Tips for Becoming a Morning Person

Depending on your natural circadian rhythm, you are likely to be either a night owl or a morning person. While it is very hard to fight your urge to stay up late and sleep in, the world is generally a more difficult place for night owls. Unless you take night classes or work the graveyard shift, school and work generally require you to become a morning person. Because depriving yourself of sleep is a very unhealthy option, your next choice is to follow these tips to transform yourself into a morning person. Power Down – Avoid the urge to listen to music, watch TV, or surf the web right before you go to bed or while you are in bed. Learn to associate your bed with quiet and sleep. Use the Sun – Sleep in a room where the sun will shine in on you in the morning. Having this exposure to the sun first thing in the morning naturally helps reset your body’s natural rhythm for waking. Set a Routine – As hard as it may be, it will really help if you can force yourself into a daily routine, going to bed at the same time and waking up at the same time.
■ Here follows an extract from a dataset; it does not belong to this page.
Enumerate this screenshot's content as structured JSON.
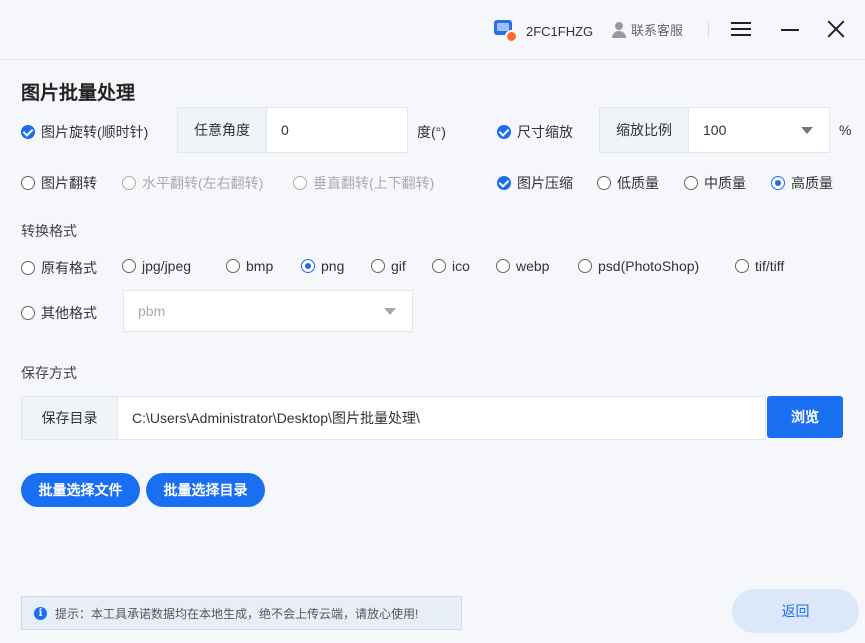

The longer you stick to this routine, the easier it will be for you to naturally get up at the same early time every day. Missing your routine for even one day can throw off this rhythm. Eat Wisely – Avoid large meals and alcohol close to bedtime. These habits cannot only make it difficult to fall to sleep, but it can also make it harder to get quality sleep. If you must have a snack, stick to small portions. Have a glass of milk, or a small serving of turkey, which contains tryptophan. No Caffeine – Tying into the eating habits, you should also avoid caffeine as much as possible. If you must have your coffee, stick to one or two cups only in the morning hours. Even caffeine you ingest in the afternoon can keep you from sleeping that night. Morning Exercise – Work an exercise regiment into your morning routine. This will not only wake you up, but it can also help you get a more restful sleep that night. Avoid exercising close to bedtime. Get Help – If you continue to struggle with being able to fall asleep at night, you may need further assistance. A sleep specialist may be able to identify an underlying condition that is keeping you from sleeping, and they may be able to recommend treatments and/or medications to help.